Ela se levantou e o acompanhou até o escritório, o piso era um carpete e as paredes revestidas de madeira, Adam definitivamente gostava dessas construções que pareciam antigas.

Ele agradeceu quando a mocinha voltou com um café e o relatório preliminar do caso em mãos, a pedido do diretor Westrill.

Quando Adam ouviu a porta se abrir, estava sentado na cadeira com o café na mesma mão que segurava o cigarro, lendo o documento. Ele também se assustava com o tamanho e aparência ameaçadora que tinham as pessoas das montanhas, o homem que entrou deveria ter quase 1,90 de altura, pálido e tinha cabelos ruivos mal penteados para trás.

- Inspetor Chefe Resmond?

- Creed Resmond, sim. Prazer.

Adam franziu o cenho quando viu o outro lhe encarar da cabeça aos pés com a expressão de desprezo no rosto.

- Algo errado?

- Nada demais, não esperava trabalhar com uma criança – falou em tom rude.

Adam sorriu, irritado.

- Claro que não, eu também não esperava trabalhar com um amador - observou o inspetor responder com uma risada de escárnio e pausou a fala por alguns segundos – sou Inspetor Adam Isherwood, especialista em perfis criminais.

Silêncio.

- Não precisamos começar tão mal, – Creed sugeriu enquanto ia para seu lugar na mesa – a perícia deve gerar o relatório inicial dentro das próximas horas, já leu o preliminar?

- Em parte.

- Um viajante reportou ver luzes naquela região das montanhas na quarta à noite, ninguém mais viu nada desde então. Não tem suspeitos, não tem registro de nenhum jovem desaparecido dessa idade em Daster.

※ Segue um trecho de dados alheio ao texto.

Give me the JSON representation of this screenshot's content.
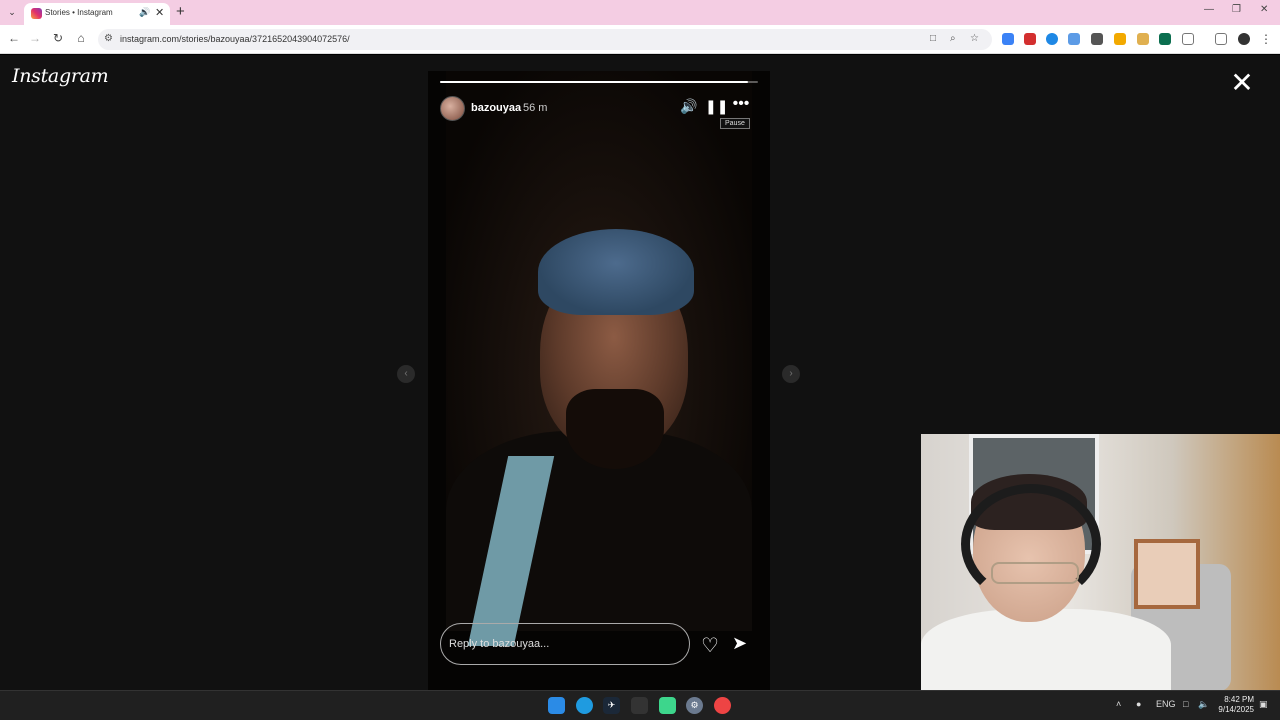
{
  "browser": {
    "tab": {
      "title": "Stories • Instagram"
    },
    "url": "instagram.com/stories/bazouyaa/3721652043904072576/"
  },
  "page": {
    "logo": "Instagram",
    "story": {
      "username": "bazouyaa",
      "age": "56 m",
      "progress": 0.97,
      "tooltip": "Pause",
      "reply_placeholder": "Reply to bazouyaa..."
    }
  },
  "taskbar": {
    "language": "ENG",
    "time": "8:42 PM",
    "date": "9/14/2025"
  },
  "icons": {
    "close": "close-icon",
    "volume": "volume-icon",
    "pause": "pause-icon",
    "more": "more-icon",
    "heart": "heart-icon",
    "send": "send-icon"
  },
  "colors": {
    "tabstrip": "#f4cde3",
    "page_bg": "#111111",
    "taskbar": "#202020"
  }
}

O rapaz ouviu atento, sem fazer nenhum comentário ainda.

- Foram encontrados dezesseis corpos em partes, cortaram os braços, pernas e cabeças – pausou, observando Adam com uma expressão enigmática por longos segundos – Porque enviaram você?

- Inspetor Resmond... – ele respirou fundo, não era uma pessoa muito calma, mas aquela situação não lhe era estranha também – Se tem dúvidas sobre o meu trabalho – entregou um cartão com o contato do diretor federal de SouthBridge, a capital daquela península – Ligue para o diretor Stern e pergunte sobre mim.

“Que homem nojento!” Pensou assim que viu Creed discar para o número do diretor antes de conseguir terminar de falar.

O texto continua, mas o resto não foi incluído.